In other words, U.S. attorneys would play a critical role in holding Donald Trump legally accountable. But there are now no U.S. attorneys.

Back in February Bannon described the Trump agenda as “the deconstruction of the administrative state.” Conservatives have long represented smaller government. Folks my age all remember Ronald Reagan’s line: “The nine most terrifying words in the English language are: ‘I’m from the government, and I’m here to help you.’” Lean, responsive government is a standard conservative value. But a government weakened to the point that it cannot serve the public? That’s a recipe for authoritarianism.

Numerous other signs indicate Trump’s work to collapse government from within. Consider his cabinet appointees. As a presidential candidate Secretary of Energy Rick Perry famously promised to eliminate the agency he now leads. Secretary of Education Betsy DeVos is known not for her support of public education but as an advocate for siphoning public education funds to privately run schools, especially supporting religious institutions with federal dollars. Environmental Protection Agency director Scott Pruitt is a climate science denier. Less than two years ago Trump’s new nominee to head the Export-Import Bank, Scott Garrett, voted to discontinue it, calling it a “corporate welfare program.” All these appointments aim to destroy the government’s ability to influence public affairs.

Judged according to his nominations, Trump’s governing philosophy most resembles a termite colony’s plan for urban development.

If that sounds a little too suspicious, why not ask Steve Bannon? According to Bannon, all these people “were selected for a reason, and that is deconstruction.”

The effects of this deconstruction are just beginning to manifest themselves. According to the White House Transition Project, the Trump administration has filled only 10 percent of “critical leadership positions” in the government. That’s less than half the normal rate at this point in a new administration, and it guarantees “the worst stand up of government in the past forty years.” Perhaps most devastated is the Department of State. At a time with active military operations in Syria, Iraq, and Afghanistan, not to mention rising tension with North Korea, seven of State’s top nine positions stand empty. For a president who complained loudly about security failures at Benghazi, it’s remarkable that Trump has nominated no one to be the assistant secretary of state for diplomatic security.

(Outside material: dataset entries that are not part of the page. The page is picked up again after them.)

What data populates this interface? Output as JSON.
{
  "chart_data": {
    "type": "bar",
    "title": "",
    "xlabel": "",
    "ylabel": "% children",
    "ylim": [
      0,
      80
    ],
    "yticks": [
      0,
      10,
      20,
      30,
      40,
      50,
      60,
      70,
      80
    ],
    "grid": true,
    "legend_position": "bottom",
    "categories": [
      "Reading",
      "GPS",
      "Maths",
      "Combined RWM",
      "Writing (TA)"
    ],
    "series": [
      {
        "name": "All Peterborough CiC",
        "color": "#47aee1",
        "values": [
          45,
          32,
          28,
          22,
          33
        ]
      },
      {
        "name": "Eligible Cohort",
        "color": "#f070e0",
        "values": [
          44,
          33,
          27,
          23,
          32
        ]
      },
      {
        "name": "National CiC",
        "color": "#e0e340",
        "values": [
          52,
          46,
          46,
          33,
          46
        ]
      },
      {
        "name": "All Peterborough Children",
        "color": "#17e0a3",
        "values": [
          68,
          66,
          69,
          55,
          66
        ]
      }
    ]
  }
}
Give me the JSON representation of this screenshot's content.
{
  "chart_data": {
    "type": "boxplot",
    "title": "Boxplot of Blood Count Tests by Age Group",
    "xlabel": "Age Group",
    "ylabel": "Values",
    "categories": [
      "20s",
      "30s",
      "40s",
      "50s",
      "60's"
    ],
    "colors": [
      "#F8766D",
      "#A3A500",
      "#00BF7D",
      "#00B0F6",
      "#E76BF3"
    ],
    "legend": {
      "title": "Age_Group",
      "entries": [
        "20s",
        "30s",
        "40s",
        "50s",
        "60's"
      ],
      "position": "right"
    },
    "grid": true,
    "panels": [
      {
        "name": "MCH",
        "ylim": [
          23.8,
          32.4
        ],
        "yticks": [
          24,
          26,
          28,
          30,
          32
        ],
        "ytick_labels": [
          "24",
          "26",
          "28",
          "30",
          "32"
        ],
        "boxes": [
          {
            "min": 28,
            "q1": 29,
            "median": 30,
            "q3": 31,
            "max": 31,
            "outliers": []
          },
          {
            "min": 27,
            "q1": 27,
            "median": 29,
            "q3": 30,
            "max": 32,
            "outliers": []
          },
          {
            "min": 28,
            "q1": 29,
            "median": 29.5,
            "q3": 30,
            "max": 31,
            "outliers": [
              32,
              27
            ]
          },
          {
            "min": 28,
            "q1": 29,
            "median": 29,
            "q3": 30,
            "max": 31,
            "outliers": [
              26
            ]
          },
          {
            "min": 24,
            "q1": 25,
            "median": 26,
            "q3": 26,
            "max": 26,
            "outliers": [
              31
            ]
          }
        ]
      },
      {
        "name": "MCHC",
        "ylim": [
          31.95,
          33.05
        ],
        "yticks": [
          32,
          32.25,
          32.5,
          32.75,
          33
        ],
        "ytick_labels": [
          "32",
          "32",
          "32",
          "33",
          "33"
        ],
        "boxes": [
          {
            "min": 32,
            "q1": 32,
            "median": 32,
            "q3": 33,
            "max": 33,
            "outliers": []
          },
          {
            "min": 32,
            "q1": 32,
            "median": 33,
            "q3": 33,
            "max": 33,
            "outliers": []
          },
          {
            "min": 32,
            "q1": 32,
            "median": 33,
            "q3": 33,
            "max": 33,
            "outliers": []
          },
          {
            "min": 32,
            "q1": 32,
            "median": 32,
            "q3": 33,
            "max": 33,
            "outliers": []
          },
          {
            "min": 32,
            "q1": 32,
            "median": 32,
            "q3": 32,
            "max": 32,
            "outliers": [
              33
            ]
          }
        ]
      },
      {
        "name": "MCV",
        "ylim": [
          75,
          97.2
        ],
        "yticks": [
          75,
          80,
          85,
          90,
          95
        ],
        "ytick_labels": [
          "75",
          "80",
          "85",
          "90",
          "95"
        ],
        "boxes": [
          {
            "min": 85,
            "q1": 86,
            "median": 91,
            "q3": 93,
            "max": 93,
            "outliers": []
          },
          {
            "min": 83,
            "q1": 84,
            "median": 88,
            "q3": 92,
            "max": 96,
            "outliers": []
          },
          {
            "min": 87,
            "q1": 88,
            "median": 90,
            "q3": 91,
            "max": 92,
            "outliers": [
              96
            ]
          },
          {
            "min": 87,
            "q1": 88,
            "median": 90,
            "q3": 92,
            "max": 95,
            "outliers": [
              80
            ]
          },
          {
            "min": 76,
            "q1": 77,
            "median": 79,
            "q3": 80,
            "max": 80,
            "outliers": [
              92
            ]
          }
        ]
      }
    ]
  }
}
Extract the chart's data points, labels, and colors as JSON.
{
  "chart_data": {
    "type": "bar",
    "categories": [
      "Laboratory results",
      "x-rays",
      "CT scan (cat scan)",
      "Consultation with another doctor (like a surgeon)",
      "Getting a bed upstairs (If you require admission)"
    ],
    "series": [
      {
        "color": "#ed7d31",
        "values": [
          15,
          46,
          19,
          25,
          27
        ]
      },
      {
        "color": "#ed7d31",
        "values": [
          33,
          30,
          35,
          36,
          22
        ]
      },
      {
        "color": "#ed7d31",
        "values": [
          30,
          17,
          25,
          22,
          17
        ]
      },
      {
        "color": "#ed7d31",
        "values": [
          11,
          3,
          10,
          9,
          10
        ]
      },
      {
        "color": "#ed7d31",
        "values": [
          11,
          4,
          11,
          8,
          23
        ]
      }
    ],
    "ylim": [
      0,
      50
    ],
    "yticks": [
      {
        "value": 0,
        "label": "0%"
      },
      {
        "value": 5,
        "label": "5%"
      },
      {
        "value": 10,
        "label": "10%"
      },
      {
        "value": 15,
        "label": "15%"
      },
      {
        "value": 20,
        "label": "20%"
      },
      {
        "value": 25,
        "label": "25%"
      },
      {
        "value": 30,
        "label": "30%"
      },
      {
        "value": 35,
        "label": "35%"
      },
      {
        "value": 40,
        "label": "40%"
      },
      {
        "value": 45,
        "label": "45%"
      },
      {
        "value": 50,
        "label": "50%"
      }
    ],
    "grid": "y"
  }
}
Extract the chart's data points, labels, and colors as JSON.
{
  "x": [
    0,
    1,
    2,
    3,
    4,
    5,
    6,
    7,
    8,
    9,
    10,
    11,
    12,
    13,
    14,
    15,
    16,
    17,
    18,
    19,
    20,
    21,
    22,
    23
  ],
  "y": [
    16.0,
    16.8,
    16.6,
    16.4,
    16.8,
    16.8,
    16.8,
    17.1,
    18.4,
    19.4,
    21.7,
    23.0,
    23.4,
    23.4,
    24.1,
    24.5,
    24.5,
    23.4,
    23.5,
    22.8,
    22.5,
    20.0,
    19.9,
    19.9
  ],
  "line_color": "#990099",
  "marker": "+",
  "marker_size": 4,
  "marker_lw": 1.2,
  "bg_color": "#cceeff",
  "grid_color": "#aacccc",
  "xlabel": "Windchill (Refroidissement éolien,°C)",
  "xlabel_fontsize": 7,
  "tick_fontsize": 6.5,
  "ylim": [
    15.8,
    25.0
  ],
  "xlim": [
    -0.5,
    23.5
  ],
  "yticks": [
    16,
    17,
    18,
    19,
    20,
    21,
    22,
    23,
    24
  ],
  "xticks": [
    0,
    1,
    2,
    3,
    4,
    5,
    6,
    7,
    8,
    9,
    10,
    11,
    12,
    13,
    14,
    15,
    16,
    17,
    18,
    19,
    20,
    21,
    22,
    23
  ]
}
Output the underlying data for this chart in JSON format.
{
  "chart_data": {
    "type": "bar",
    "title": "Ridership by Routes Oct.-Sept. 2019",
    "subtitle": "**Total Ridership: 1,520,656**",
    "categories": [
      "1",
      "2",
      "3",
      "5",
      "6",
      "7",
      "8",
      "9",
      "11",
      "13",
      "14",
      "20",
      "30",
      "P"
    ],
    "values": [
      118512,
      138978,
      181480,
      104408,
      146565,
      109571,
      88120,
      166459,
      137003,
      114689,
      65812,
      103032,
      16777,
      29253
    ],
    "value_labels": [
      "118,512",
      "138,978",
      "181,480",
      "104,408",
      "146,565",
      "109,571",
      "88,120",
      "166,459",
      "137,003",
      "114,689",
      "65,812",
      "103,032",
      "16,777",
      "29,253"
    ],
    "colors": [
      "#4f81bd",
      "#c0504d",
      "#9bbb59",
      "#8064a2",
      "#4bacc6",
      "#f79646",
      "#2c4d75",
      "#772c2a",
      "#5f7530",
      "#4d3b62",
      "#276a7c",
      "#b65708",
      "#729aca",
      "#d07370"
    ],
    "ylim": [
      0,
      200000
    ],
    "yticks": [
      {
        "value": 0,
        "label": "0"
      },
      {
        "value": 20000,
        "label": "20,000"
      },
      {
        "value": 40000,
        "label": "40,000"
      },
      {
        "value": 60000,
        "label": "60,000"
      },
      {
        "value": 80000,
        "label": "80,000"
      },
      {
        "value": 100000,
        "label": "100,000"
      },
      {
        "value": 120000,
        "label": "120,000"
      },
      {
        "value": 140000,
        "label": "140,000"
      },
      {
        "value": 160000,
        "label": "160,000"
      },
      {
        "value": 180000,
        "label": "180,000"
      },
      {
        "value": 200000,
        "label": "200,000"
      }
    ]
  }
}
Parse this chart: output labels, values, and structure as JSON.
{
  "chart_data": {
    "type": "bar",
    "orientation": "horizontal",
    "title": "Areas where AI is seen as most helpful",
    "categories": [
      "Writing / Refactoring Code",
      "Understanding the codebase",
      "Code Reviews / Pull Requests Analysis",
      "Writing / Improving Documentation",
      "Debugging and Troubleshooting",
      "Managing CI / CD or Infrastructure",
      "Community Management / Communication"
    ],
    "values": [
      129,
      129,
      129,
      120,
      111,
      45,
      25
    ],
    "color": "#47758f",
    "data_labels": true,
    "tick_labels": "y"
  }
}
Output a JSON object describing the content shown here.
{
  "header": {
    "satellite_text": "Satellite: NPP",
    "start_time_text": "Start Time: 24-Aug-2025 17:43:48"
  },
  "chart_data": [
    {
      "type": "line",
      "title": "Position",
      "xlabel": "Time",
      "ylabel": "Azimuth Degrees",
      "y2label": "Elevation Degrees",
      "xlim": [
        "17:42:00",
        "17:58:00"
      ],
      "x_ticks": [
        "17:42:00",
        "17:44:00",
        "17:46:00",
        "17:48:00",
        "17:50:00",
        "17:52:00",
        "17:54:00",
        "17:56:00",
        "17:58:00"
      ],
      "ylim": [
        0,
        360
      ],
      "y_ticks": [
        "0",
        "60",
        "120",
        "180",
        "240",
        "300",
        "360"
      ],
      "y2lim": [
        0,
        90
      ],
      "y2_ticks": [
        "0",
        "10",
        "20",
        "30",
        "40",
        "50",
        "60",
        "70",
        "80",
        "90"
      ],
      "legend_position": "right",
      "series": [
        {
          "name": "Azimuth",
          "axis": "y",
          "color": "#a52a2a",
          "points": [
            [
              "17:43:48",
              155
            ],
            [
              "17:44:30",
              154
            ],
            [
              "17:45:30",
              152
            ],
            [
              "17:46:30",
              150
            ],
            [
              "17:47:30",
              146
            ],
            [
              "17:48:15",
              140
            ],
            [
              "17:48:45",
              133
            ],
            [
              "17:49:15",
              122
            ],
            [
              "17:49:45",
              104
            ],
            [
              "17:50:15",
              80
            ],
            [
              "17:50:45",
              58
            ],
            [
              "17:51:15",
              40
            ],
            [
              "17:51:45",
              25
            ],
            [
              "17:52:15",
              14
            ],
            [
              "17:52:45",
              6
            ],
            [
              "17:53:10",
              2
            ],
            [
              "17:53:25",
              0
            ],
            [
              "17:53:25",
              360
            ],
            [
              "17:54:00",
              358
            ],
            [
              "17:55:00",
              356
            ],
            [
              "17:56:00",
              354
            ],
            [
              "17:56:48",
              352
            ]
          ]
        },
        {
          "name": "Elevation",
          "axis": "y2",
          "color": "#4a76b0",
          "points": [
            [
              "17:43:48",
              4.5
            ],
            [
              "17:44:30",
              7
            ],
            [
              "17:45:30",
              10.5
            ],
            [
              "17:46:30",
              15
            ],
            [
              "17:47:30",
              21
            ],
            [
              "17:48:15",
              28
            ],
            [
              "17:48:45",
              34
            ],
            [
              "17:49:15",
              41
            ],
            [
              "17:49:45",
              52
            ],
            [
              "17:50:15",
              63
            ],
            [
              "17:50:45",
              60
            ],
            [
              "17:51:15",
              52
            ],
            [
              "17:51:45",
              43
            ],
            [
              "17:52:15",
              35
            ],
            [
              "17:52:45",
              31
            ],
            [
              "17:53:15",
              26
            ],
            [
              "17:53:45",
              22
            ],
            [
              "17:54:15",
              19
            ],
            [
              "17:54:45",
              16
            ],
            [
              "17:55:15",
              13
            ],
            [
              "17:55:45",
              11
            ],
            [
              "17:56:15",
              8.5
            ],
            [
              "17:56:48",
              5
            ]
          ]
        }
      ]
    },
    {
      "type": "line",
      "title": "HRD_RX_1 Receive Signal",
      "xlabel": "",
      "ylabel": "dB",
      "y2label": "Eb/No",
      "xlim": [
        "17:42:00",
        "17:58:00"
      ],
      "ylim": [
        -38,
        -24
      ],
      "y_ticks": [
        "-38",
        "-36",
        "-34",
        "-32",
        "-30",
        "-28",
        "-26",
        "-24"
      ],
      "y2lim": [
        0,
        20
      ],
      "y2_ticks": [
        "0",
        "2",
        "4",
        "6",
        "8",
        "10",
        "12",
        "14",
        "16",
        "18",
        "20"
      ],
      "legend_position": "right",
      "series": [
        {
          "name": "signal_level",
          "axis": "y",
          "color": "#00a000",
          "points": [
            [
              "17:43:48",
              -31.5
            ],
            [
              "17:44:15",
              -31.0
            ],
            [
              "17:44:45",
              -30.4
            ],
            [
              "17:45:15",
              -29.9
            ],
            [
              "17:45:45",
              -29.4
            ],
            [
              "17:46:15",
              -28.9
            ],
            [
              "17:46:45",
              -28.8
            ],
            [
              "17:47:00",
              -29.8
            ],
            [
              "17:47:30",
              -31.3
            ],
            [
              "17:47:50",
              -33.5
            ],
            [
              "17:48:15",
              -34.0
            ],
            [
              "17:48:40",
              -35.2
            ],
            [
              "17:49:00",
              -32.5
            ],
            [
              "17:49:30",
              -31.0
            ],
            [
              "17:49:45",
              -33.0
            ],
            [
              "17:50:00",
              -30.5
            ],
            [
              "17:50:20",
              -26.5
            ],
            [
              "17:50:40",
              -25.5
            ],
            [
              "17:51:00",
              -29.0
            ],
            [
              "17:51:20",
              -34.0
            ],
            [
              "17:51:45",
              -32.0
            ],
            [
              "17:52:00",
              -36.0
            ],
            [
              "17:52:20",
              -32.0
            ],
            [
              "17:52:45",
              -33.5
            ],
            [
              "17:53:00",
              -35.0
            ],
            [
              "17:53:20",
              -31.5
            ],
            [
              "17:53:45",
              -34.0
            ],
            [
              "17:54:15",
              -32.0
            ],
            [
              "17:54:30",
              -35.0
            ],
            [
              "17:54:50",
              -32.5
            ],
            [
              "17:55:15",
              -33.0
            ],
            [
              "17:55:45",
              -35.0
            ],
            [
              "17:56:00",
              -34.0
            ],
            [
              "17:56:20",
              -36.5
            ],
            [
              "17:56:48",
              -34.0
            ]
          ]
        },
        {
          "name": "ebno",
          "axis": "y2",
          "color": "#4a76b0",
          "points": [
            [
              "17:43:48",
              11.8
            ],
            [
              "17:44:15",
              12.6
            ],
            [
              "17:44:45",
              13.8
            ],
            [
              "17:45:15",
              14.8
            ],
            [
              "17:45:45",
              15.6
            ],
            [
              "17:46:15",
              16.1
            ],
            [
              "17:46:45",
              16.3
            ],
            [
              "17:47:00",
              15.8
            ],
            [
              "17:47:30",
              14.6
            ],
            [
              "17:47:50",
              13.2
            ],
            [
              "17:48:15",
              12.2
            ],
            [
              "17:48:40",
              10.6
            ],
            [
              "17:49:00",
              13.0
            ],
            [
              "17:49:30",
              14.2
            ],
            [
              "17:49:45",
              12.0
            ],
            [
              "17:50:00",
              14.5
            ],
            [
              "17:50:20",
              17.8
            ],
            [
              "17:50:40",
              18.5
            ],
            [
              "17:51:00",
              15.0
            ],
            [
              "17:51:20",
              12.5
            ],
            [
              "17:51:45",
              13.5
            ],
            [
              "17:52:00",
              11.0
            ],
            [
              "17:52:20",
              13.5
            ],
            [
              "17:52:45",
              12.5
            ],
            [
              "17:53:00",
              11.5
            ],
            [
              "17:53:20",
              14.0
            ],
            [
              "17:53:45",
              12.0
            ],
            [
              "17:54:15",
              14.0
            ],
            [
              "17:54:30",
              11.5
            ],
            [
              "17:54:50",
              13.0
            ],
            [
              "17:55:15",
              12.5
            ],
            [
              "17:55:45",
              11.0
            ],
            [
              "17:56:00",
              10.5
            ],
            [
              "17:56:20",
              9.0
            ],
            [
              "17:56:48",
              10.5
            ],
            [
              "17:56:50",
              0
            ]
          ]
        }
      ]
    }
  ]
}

One might attribute these vacancies to administrative inefficiency, but staff depletion also leaves the government vulnerable to misconduct. As recently as Tuesday, Trump had failed to nominate inspectors general for ten government agencies. Again, the theme is accountability, as inspectors general provide independent oversight to prevent and root out government corruption.

It is telling that Trump’s proposed budget slashes almost every aspect of government – except for the people who carry guns. Compare the proposed 29 percent cut to the State Department with a 9 percent increase in Defense and a 7 percent increase to Homeland Security. There’s also $2.6 billion for Trump’s border wall. Among domestic concerns, the only other increase involves $1.4 billion for school vouchers, a strategy to undermine public education. (The Department of Education would face a 14% cut.) In short, a Trump budget would move the United States away from a functioning democracy toward something more like authoritarianism.

Trump won the election, but he hardly enjoys a mandate to destroy our government. For a candidate who won only 46.1 percent of the popular vote, Trump aims to govern like a dictator by undermining our system of checks and balances and reducing the country to a militarized state. That may seem far-fetched. But Trumpism is part of a global phenomenon, one that poses a special threat to the West. According to Stanford political scientist Larry Diamond, “We can now talk of a crisis” even in the most “mature” democracies. We see the effects not only in the US but also in key allies like the UK, France, and Germany. When people distrust their own institutions, democracy falters and authoritarianism seems more palatable. If Americans of good conscience don’t stand up for those institutions now, democracy really could fail.